There's nothing like burning half a day on something stupid.
Last night I tried to test some changes to a program I hadn't re-built in a while, and when I ran it I got the following unhelpful message:
no such file or directory: /tmp/Verify_Cache
I scratched my head for a bit, then worked my way around to the idea that it could have to do with shared libraries, so I ran ldd on it and got:
/usr/bin/ldd: /tmp/Verify_Cache: No such file or directory
Some time later, a co-worker suggested using the LD_DEBUG environment variable. I tried that, and got the same error message as when I tried to run it the first time.

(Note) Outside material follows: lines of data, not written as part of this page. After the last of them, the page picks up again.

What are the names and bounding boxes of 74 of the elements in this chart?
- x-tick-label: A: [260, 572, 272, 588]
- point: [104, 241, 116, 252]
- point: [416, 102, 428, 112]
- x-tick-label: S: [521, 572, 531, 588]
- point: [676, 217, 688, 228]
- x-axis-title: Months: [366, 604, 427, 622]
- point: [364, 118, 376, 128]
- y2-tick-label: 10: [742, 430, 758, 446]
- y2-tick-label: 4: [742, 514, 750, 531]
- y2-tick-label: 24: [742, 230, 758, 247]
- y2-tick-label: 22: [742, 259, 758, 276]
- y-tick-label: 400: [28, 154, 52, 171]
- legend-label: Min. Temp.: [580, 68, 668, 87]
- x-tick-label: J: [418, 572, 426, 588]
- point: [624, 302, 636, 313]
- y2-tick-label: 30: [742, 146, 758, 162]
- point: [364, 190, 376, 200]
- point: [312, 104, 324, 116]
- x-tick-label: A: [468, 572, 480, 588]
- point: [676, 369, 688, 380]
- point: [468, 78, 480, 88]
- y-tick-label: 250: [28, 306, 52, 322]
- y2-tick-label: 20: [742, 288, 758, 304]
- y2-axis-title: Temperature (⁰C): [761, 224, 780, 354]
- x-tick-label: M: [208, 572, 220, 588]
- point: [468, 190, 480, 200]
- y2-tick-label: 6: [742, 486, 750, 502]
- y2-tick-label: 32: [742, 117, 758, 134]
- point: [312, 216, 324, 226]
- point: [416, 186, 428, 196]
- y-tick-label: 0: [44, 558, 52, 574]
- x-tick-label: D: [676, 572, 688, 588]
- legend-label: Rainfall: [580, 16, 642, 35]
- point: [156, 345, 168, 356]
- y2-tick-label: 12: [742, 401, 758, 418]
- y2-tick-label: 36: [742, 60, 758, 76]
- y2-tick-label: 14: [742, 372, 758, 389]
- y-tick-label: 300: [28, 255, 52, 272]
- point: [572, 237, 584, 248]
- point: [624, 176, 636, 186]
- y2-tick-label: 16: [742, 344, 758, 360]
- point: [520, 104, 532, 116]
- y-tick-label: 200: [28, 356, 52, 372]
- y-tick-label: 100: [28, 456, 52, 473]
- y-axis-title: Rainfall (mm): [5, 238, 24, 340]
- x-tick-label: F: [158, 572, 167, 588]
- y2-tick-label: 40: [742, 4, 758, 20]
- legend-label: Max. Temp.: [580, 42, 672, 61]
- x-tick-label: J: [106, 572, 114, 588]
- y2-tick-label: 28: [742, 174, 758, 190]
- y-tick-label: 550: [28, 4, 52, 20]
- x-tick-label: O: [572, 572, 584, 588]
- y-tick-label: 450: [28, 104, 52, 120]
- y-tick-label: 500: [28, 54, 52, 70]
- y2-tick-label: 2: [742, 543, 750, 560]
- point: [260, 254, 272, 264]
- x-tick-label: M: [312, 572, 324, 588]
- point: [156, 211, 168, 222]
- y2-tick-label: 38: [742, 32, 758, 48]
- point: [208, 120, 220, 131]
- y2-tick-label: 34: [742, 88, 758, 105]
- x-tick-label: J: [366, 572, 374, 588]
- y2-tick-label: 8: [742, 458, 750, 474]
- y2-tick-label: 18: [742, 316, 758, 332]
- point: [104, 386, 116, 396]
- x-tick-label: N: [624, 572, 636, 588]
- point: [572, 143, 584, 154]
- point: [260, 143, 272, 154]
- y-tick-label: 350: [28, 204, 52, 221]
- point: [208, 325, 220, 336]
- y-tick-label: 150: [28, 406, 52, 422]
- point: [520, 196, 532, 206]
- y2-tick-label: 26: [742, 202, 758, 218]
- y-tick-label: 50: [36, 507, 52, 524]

Much head scratching later, I started to look at the contents of the binaries with various other inspection tools. That's when I noticed that while "readelf --program-headers" on working binaries showed:
[Requesting program interpreter: /lib/ld-linux.so.2]
On my broken one it showed:
[Requesting program interpreter: /usr/lib/libc.so.1]
Which doesn't exist on any of my reasonably modern Linux systems. I made that a symlink to /lib/ld-linux.so.2 and my broken binary suddenly worked.
It turns out that the build instructions had gotten a little stale, and this binary had "-static" on its link line but also had shared objects on its link line. Garbage in garbage out, I guess. Still, it seems like there should be a big "attention jackass: you told me to do something stupid so I did" warning in this case.
P.S. I'm wearing my "It must be user error" t-shirt today. I obviously picked the right one, I just didn't know it was referring to me.